At 12:13 PM +0000 9/1/02, olympus-digest wrote:
>Date: Sat, 31 Aug 2002 20:52:35 -0700
>From: dreammoose <dreammoose@xxxxxxxxx>
>Subject: Re: [OM] Is the end of silver film anywhere in sight?
>
>John Malthus was able to make all the same mistakes and come to the same
>erroneous conclusions without the aid of computer or electronic calculator.

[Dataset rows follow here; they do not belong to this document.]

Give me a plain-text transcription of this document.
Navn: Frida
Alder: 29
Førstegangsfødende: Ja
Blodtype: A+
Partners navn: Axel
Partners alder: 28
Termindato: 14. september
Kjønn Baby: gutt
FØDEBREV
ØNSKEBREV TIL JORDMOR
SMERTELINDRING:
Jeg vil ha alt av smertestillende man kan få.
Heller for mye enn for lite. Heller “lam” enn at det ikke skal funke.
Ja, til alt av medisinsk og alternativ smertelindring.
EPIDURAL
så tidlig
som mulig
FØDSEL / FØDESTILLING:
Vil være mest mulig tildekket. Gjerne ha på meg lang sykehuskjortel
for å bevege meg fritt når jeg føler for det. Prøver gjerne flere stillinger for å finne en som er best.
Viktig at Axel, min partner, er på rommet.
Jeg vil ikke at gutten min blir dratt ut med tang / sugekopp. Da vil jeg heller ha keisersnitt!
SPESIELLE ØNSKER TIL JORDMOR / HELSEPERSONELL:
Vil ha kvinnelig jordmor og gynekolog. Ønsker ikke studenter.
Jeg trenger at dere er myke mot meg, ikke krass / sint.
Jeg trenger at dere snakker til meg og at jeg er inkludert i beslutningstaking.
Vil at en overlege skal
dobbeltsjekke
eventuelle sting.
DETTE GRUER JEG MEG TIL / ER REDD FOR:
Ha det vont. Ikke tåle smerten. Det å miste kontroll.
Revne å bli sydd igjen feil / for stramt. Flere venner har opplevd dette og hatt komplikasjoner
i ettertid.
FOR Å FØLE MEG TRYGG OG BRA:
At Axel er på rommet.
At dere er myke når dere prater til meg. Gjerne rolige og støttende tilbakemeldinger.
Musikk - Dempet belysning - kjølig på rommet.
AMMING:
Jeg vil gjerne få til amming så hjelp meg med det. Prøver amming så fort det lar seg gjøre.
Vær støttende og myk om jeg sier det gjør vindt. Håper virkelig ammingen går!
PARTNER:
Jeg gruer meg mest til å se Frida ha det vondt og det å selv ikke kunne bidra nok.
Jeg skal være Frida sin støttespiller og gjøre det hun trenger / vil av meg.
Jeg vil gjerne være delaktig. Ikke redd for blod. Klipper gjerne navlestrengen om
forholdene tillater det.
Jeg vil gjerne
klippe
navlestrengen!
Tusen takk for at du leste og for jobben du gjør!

>'Malthusian' also sounds better than any descriptive adjective or phrase
>I can think of from 'Club of Rome'.
Exactly right. Actually, "hand calculator" can be twisted to include pencil
and paper, or counting on the fingers.
I don't recall the author, but there was an estimation paper published in the
late 1800s predicting that at the (then) current rates of growth, New York City
would soon be largely devoted to the care and feeding of horses (the primary
source of motive power then), and that the streets of NYC would all be five
feet deep in compacted manure. Only the arrival of the horseless carriage
averted this looming ecological disaster.
Joe Gwinn
>Joe Gwinn wrote:
>
> >The flaw was far deeper than that. The model assumed that all the natural
> >resources available were known, and were fixed with no substitution
> >possible, and further postulated an exponentially-growing rate of
> >consumption. You don't need a computer to predict the outcome -- you
> >quickly run out of something, and everthing falls down, with food riots and
> >revolutions. Doing this on a computer was purely for public relations. A
> >hand calculator is sufficient, but not as impressive.